The image of the child is also central across different levels of need that may be portrayed through fundraising appeals. At the patient level, campaigns can be targeted towards helping individual patients, such as to support travel abroad for treatment. At the hospital level, appeals fundraise for buildings, extensions, redevelopments and equipment. In both cases, caring for children is portrayed as having wider public benefits. Whether appeals are defined in aid of an individual (i.e. patient-level), institution (i.e. hospital-level), or wider society, imagery of children, and the portrayed importance of children, remain at the fore.
The many reflections that speakers (and attendees) shared on the ethics of appealing to emotions in charitable fundraising were welcome. There has been a gradual shift, from viewing children in hospitals as passive victims, towards a recognition of their agency and voices. On the other hand, ongoing limitations to full participation, mainly posed by children’s generational status, were also evidenced. For example, in Finland, an unprecedented expansion of charitable activity within healthcare gained prominence through the establishment of the New Children’s Hospital Foundation (NCHF). Children’s lack of political leverage is perceived, in this case, as one of the reasons why provision of specialised paediatric services is not always prioritised and is devolved to the charity sector, and simultaneously as a development in provision that would not be met with much resistance because “children can’t vote.”

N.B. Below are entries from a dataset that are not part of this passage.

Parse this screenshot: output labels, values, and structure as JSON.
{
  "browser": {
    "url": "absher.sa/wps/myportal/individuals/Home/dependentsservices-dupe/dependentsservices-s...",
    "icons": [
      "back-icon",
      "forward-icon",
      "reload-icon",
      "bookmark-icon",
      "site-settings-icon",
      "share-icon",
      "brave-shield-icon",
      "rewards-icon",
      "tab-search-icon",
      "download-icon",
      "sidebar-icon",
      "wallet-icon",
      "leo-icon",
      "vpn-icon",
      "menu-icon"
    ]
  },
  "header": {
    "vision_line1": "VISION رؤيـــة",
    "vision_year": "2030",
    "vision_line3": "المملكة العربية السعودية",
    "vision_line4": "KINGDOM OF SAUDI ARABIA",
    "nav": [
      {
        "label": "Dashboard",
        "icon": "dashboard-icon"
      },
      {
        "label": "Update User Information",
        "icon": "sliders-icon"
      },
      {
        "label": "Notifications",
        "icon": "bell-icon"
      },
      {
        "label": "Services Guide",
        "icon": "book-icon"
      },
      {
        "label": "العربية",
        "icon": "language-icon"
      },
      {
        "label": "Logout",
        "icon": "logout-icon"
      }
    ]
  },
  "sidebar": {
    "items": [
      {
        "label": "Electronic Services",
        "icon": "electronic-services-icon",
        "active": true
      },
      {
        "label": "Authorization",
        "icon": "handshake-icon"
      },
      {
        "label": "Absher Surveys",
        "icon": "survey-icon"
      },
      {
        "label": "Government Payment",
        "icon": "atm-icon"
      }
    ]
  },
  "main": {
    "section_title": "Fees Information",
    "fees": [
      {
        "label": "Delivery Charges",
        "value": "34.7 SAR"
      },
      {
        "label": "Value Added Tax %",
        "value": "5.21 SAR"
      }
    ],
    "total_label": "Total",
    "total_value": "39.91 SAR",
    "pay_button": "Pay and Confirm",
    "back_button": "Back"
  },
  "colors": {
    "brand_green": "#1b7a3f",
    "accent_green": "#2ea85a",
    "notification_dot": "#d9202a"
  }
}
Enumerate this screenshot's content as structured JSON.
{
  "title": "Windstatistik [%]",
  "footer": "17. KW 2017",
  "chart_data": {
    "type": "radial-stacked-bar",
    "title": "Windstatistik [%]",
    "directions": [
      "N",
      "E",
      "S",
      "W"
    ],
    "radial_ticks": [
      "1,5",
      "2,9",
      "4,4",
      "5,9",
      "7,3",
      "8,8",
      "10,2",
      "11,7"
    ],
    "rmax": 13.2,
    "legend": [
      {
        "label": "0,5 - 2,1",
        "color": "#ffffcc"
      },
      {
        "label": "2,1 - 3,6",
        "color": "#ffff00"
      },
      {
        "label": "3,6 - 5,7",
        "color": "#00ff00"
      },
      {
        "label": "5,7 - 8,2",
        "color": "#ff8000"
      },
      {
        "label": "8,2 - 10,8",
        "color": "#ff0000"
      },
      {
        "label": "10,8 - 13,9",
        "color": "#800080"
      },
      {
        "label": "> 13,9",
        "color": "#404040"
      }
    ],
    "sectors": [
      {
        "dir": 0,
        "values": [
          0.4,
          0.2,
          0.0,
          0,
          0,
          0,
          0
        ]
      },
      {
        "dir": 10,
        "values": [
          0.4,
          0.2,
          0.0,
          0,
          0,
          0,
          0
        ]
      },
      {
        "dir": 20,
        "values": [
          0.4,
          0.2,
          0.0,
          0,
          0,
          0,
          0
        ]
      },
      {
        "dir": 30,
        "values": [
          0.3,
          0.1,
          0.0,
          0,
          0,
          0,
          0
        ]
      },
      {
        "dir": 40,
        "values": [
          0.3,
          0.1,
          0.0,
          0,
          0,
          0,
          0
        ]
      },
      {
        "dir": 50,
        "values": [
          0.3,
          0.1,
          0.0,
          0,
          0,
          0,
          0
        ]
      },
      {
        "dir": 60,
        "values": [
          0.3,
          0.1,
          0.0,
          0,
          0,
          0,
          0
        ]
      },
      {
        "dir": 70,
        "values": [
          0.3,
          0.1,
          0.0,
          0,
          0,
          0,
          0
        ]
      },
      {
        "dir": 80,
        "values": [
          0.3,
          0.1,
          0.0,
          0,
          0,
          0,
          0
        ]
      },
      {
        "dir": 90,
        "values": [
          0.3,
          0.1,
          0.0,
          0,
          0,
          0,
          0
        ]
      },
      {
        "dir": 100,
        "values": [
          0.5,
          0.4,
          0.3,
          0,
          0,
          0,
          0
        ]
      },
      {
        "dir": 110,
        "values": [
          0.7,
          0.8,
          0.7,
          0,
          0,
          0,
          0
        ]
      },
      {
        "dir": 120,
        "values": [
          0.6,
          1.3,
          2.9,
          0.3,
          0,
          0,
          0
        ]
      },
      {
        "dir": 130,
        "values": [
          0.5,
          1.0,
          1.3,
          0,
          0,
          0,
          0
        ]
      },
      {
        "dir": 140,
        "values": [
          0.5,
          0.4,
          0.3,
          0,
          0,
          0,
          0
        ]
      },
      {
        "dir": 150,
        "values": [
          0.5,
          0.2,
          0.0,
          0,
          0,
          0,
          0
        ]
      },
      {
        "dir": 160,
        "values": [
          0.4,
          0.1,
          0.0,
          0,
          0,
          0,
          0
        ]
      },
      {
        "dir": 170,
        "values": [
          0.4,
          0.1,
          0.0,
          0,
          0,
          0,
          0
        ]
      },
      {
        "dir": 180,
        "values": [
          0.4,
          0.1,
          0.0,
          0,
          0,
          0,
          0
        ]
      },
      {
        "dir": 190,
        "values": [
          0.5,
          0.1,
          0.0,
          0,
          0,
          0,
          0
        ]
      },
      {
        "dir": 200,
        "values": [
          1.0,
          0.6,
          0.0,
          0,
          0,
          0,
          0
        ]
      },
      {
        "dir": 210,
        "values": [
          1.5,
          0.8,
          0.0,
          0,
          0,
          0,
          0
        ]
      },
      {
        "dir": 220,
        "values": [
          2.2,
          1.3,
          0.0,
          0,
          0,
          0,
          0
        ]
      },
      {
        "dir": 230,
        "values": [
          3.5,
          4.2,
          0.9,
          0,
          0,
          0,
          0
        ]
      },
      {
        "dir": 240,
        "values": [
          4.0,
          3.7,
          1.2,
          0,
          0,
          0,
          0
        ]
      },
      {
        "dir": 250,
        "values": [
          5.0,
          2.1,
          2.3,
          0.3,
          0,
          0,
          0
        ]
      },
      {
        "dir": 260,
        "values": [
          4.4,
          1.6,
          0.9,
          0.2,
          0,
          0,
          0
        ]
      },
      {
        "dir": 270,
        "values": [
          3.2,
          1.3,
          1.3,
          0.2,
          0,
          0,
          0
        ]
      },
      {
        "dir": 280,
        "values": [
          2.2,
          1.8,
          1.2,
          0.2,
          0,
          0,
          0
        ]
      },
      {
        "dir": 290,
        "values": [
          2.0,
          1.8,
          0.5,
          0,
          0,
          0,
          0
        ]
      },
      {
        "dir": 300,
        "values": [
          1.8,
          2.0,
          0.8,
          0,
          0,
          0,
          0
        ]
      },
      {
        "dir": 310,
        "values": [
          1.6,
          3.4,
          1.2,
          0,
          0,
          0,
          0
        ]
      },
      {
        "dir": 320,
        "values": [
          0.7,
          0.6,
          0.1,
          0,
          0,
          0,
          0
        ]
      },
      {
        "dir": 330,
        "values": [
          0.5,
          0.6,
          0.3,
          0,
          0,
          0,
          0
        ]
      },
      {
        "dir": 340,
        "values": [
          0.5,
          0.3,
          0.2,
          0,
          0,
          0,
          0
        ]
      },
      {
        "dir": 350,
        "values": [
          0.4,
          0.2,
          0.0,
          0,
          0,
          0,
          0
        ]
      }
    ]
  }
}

Theme 3: The relationship between charity for children’s hospitals and the State is constantly renegotiated
Our final theme concerns the roles and responsibilities of the state in providing for children’s hospitals, the roles and responsibilities of charity in providing for children’s hospitals, and how the two relate to one another.
Over the course of the day we heard about past debates regarding state authority over private donations and potential tensions between public and private interests.
We also heard about, and engaged in, more enduring debates about what charity can and should be permitted to do. Does charity supplement restricted state funds, meeting shortfalls and widening the income base of hospitals? In other words, does it provide the cherry or the icing on the top of the cake? Is charity a response to failures of the state, providing a service that should – but is not or has not been – state provided?
Or, conversely, is charity absolving the state of its responsibility, distorting funding for children’s hospitals and embedding a postcode lottery, such that where you live affects the services available to you and the quality of them? If charity ‘should’ be limited to the icing on the cake, what counts as the icing as opposed to more ‘core’ ingredients, and who gets to decide this?
As our speakers and guests reminded us, most people who fundraise for children’s hospitals would happily be out of a job. But until they are adequately funded and provided for through other means, charity will continue to play a significant role.